Second, the struct has two life time parameters. I assume that compiler tracks the fields of struct seperately. For example the following compiles fine:
struct Own {
first: String,
second: String
}
fn main() {
let my;
let first = "first".to_string();
{
let second = "second".to_string();
my = Own{
first: first,
second: second
}
}
std::mem::drop(my.second);
println!("{}", my.first)
}
Which means that even though, .second
of the struct is dropped that does not invalidate the whole struct. I can still access the non-dropped elements.
Why doesn't the same the same work for structs with references?
The struct has two independent lifetime parameters. Just like a struct with two type parameters are independent of each other, I would expect that these two lifetimes are independent as well. But the error message suggest that in the case of lifetimes these are not independent. The resultant struct does not have two lifetime parameters but only one that is the smaller of the two.
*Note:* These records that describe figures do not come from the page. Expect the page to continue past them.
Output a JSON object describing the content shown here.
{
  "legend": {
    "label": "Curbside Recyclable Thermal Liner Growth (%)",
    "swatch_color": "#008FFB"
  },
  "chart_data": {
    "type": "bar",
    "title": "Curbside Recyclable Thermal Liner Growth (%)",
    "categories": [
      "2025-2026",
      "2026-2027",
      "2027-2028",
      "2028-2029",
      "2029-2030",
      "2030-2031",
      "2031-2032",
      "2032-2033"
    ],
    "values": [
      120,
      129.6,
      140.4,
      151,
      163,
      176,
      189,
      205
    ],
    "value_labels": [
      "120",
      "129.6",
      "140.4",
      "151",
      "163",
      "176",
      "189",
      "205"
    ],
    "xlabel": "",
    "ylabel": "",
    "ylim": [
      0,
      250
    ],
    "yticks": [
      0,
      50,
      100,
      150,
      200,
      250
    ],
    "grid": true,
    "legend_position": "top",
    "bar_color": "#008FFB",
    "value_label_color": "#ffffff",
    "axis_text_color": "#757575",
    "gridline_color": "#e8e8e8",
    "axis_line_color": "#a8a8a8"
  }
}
If the validity of struct containing two references limited to the lifetime of reference with the smallest lifetime, then my question is what is the difference between
struct My1<'a,'b>{
f: &'a X,
s: &'b Y,
}
and
struct My2<'a>{
f: &'a X,
s: &'a Y
}
I would expect that structs with multiple lifetime parameters to behave similar to functions with multiple lifetime parameters. Consider these two functions
fn fun_single<'a>(x:&'a str, y: &'a str) -> &'a str {
if x.len() <= y.len() {&x[0..1]} else {&y[0..1]}
}
fn fun_double<'a,'b>(x: &'a str, y:&'b str) -> &'a str {
&x[0..1]
}
fn main() {
let first = "first".to_string();
let second = "second".to_string();
let ref_first = &first;
let ref_second = &second;
let result_ref = fun_single(ref_first, ref_second);
std::mem::drop(second);
println!("{result_ref}")
}
In this version we get the result from a function with single life time parameter. Compiler thinks that two function parameters are related so it picks the smallest lifetime for the reference we return from the function. So it does not compile this version.
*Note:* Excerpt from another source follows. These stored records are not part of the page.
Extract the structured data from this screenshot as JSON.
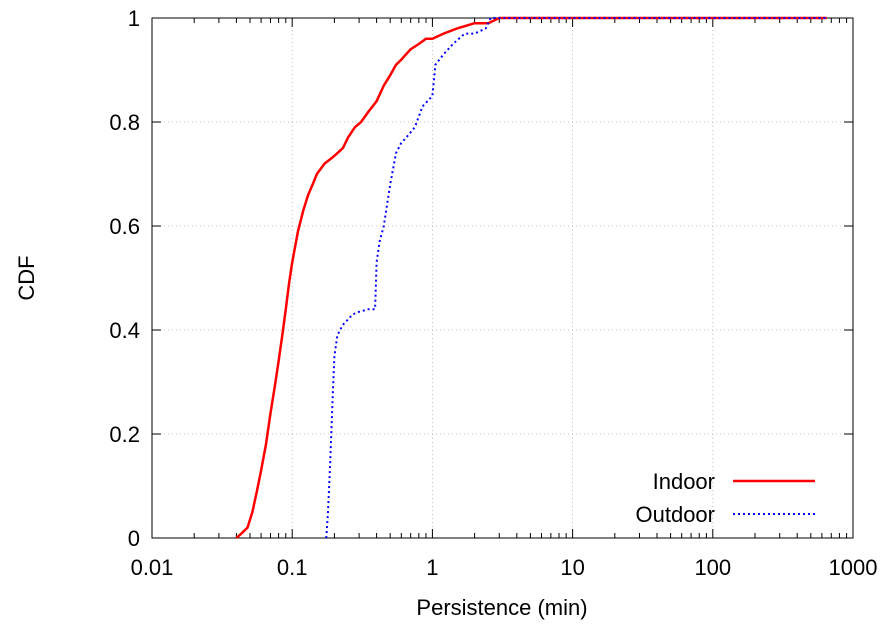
{
  "chart_data": {
    "type": "line",
    "xlabel": "Persistence (min)",
    "ylabel": "CDF",
    "xscale": "log",
    "xlim": [
      0.01,
      1000
    ],
    "ylim": [
      0,
      1
    ],
    "grid": true,
    "legend_position": "bottom-right",
    "x_ticks": [
      "0.01",
      "0.1",
      "1",
      "10",
      "100",
      "1000"
    ],
    "y_ticks": [
      "0",
      "0.2",
      "0.4",
      "0.6",
      "0.8",
      "1"
    ],
    "series": [
      {
        "name": "Indoor",
        "color": "#ff0000",
        "style": "solid",
        "points": [
          [
            0.04,
            0
          ],
          [
            0.044,
            0.01
          ],
          [
            0.048,
            0.02
          ],
          [
            0.052,
            0.05
          ],
          [
            0.056,
            0.09
          ],
          [
            0.06,
            0.13
          ],
          [
            0.065,
            0.18
          ],
          [
            0.07,
            0.24
          ],
          [
            0.075,
            0.29
          ],
          [
            0.08,
            0.34
          ],
          [
            0.085,
            0.39
          ],
          [
            0.09,
            0.44
          ],
          [
            0.095,
            0.49
          ],
          [
            0.1,
            0.53
          ],
          [
            0.11,
            0.59
          ],
          [
            0.12,
            0.63
          ],
          [
            0.13,
            0.66
          ],
          [
            0.14,
            0.68
          ],
          [
            0.15,
            0.7
          ],
          [
            0.17,
            0.72
          ],
          [
            0.19,
            0.73
          ],
          [
            0.21,
            0.74
          ],
          [
            0.23,
            0.75
          ],
          [
            0.25,
            0.77
          ],
          [
            0.28,
            0.79
          ],
          [
            0.31,
            0.8
          ],
          [
            0.35,
            0.82
          ],
          [
            0.4,
            0.84
          ],
          [
            0.45,
            0.87
          ],
          [
            0.5,
            0.89
          ],
          [
            0.55,
            0.91
          ],
          [
            0.6,
            0.92
          ],
          [
            0.7,
            0.94
          ],
          [
            0.8,
            0.95
          ],
          [
            0.9,
            0.96
          ],
          [
            1.0,
            0.96
          ],
          [
            1.2,
            0.97
          ],
          [
            1.5,
            0.98
          ],
          [
            2.0,
            0.99
          ],
          [
            2.5,
            0.99
          ],
          [
            3.0,
            1.0
          ],
          [
            10,
            1.0
          ],
          [
            100,
            1.0
          ],
          [
            650,
            1.0
          ]
        ]
      },
      {
        "name": "Outdoor",
        "color": "#0000ff",
        "style": "dotted",
        "points": [
          [
            0.175,
            0
          ],
          [
            0.18,
            0.05
          ],
          [
            0.185,
            0.12
          ],
          [
            0.19,
            0.2
          ],
          [
            0.195,
            0.28
          ],
          [
            0.2,
            0.35
          ],
          [
            0.21,
            0.39
          ],
          [
            0.23,
            0.41
          ],
          [
            0.27,
            0.43
          ],
          [
            0.3,
            0.435
          ],
          [
            0.35,
            0.44
          ],
          [
            0.39,
            0.44
          ],
          [
            0.4,
            0.53
          ],
          [
            0.42,
            0.57
          ],
          [
            0.45,
            0.6
          ],
          [
            0.5,
            0.68
          ],
          [
            0.55,
            0.74
          ],
          [
            0.6,
            0.76
          ],
          [
            0.65,
            0.77
          ],
          [
            0.75,
            0.79
          ],
          [
            0.85,
            0.83
          ],
          [
            1.0,
            0.85
          ],
          [
            1.05,
            0.91
          ],
          [
            1.2,
            0.93
          ],
          [
            1.4,
            0.95
          ],
          [
            1.7,
            0.97
          ],
          [
            2.0,
            0.97
          ],
          [
            2.4,
            0.98
          ],
          [
            2.6,
            1.0
          ],
          [
            10,
            1.0
          ],
          [
            100,
            1.0
          ],
          [
            650,
            1.0
          ]
        ]
      }
    ]
  }
}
But if we just replace the line
let result_ref = fun_single(ref_first, ref_second);
with
let result_ref = fun_double(ref_first, ref_second);
the compiler sees that two lifetimes are independent so even when you drop second
result_ref
is still valid, the lifetime of the return reference is not the smallest but independent from second parameter and it compiles.
I would expect that structs with multiple lifetimes and functions with multiple lifetimes to behave similarly. But they don't.
What am I missing here?
I asked the same question at Rust multiple lifetimes in structs - Stack Overflow hoping to get better answers here.